Opie what do you think about using cyan (505nm) instead of a more green (530nm) color? There is still alot of reflection at 505nm so it will still continued to be reflected and absorbed
again and reflected again.......recycling itself basically (just like 530nm does, but not as much).

I am still trying to decide between the 625 and 626nm LEDs. The 625nm is the 10W from LedEngin, and the 626nm is from the 2.5W from Luxeon Rebel. 4 of the luxeon rebels will produce 1800mW and 340lm at 10W. 1 of the LedEngin will produce 350lm and 1500mW at 10W. So the luxeon rebel is only slightly more efficient (only 1 lm/W to be exact), so I do not compare between these two from that. One advantage of the luxeon rebel is they are alot cheaper than teh LedEngin. It takes 4 of the rebels to have MORE output that the LedEngin. It would take $10.68 for 1800mW (340lm) from the luxeon rebels, but $27.20 for 1500mW (350lm). So for $30 I could have 5400mW from luxeon rebels, or 1500mW from LedEngin. That is a big factor, however there is also a con to the rebels. Since they produce less light, I will have to have more of them to make the same light, meaning less heat-sink space available (or it could mean making a larger array). I think I will buy both, and decide which one to use later.
The luxeon rebel are definately alot better for the money, but the LedEngin makes it easier to hook-up and wire (and also drive!!)

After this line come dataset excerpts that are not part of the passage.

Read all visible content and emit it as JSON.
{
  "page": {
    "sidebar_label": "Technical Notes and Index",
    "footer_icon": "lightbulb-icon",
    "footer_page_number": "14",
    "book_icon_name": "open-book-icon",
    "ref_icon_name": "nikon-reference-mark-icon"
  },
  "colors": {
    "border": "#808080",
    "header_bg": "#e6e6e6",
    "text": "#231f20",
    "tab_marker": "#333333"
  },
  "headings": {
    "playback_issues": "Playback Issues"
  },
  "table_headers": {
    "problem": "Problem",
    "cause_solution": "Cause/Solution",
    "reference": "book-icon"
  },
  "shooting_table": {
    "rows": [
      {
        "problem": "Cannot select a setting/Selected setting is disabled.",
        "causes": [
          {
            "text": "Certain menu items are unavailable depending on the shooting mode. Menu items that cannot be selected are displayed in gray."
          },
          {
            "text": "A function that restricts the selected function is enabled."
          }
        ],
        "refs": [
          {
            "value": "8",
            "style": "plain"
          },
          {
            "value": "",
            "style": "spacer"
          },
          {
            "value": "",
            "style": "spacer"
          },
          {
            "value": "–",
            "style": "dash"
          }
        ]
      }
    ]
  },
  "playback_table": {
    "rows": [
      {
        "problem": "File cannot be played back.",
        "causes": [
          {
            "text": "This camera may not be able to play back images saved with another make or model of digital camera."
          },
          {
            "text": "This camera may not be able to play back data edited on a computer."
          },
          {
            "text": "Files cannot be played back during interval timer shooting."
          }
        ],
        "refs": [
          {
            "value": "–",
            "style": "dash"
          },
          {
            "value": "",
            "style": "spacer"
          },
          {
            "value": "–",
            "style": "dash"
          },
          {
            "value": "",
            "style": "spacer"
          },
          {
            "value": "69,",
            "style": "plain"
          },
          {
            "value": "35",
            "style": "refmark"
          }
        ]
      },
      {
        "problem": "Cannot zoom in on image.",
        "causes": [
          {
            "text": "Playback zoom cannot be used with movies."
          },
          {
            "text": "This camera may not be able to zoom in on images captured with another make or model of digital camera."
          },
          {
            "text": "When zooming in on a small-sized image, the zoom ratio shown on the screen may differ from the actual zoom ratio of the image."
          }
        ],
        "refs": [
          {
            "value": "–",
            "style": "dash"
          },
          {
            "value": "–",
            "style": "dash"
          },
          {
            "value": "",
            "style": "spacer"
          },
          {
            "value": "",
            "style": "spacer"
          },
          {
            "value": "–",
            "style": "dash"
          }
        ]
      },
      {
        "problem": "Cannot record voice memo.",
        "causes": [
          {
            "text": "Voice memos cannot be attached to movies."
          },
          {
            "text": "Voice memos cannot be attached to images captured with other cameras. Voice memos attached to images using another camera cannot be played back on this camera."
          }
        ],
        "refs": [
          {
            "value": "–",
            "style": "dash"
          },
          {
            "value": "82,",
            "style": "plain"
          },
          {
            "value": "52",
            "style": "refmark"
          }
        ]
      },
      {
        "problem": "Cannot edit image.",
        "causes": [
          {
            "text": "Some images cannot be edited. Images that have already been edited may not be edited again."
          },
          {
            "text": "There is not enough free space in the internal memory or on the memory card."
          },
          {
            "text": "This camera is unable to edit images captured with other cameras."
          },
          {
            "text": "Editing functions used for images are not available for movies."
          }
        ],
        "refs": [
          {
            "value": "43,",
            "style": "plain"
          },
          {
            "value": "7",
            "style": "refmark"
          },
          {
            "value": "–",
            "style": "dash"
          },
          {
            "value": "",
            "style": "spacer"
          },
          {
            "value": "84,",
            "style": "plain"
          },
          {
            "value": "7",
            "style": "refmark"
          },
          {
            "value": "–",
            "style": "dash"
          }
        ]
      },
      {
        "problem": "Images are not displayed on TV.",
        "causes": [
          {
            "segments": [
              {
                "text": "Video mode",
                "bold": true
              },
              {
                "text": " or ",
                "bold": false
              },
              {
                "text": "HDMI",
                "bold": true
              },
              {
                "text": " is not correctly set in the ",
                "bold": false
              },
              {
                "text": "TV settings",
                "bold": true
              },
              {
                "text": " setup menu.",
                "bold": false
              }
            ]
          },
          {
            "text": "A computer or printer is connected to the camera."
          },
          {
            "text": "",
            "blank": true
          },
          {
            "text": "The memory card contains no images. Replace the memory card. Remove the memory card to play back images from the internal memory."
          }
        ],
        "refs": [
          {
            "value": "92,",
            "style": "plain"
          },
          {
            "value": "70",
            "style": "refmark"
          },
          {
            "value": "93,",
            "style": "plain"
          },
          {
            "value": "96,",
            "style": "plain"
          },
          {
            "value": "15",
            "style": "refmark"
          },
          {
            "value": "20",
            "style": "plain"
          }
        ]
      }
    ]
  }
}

You may wonder why I have 625,635,645,and 660nm for the red wavelengths. Well this is because peak absorption for chloryphll a is 667 and 642 for chloryphyll b. Overall the peaks are 640nm and 665nm. But since I can't find and 640nm LEDs, I hope that 635 and 645 will cover that absorption area enough. Overall cannabis has about 85% absorption at 640 and about 93% at 665nm. At 635nm there is about 77% absorption, 83% at 645nm, and about 94% absorption at 660nm. So I hope that by using 635,645,and 660nm there will be about the same absorption as 640nm and 665nm alone. The 625nm is for phycocyanin, a pigment that recycles "wrong" colored light into the more efficient 660nm light (not neccesary but everything will help). The 590nm wavelength is for phycoerythrin, which has the same function as phycocyanin.

DRIVING LED's:
This was my plan for driving the LEDs....Using Picaxe microcontrollers to control the current going to the LEDs. Each Picaxe microcontroller can control soooooooo many things that I plan to use one to control my grow (take input readings from humidity,temperature,CO2,ect, and turn on fans, whatever I hook up with it to control the temp/humidity/CO2). Anyways a Picaxe 28X2 can have up to 16 output channels. Hooked up to the output channels are the strings of LEDs. I am going to connect a computer power supply to the controller to use that power to power the LEDs. Then with the Picaxe I can control PWM for dimming, I can control pulsing, and also put the lights on timers and calenders to turn on and off when I want them to (turn off at night, ect) I can run about 3-4 LEDs per series depending on the forward voltage, and since there are 16
channels I could run about 64 LEDs from one controller (but of course I am not going to work that microcontroller that much, I will run say 20 from it and just have multiple microcontrollers.


Ok about testing....here is what I had planned for experimenting with LEDs(later though..after this first test):
Plant #1: control plant. HPS light (100-250W).
Plant #2: 465nm and 660nm LEDs
Plant #3: 455,465,645,and 660nm LEDs
Plant #4: 455,465,505,590,625,635,645,660,and 735nm LEDs
Plant #5: 455,465,505,590,625,635,645,660,and 735nm LEDs-pulsed at 1% duty cycle (100us width)
*when I say Plant #, I mean plant group since there will be 2-3 plants per group.
*all plants are planted at same time

I think this should be enough experiment groups as this will let us know:
1) difference between HPS and LED growth
2) effect of additional peak wavelengths (455 and 645, hopefully 440 and 640 later)
3) effect of green (cyan,505nm) and amber (590nm) wavelengths
4) effects of pulsing LEDs (could prove to be VERY worthwile to pulse LEDs)
5) time differences (maybe LEDs grow plants faster...)
6) overall yield-HPS vs. LED
7) g/kW/hr yield-HPS vs. LED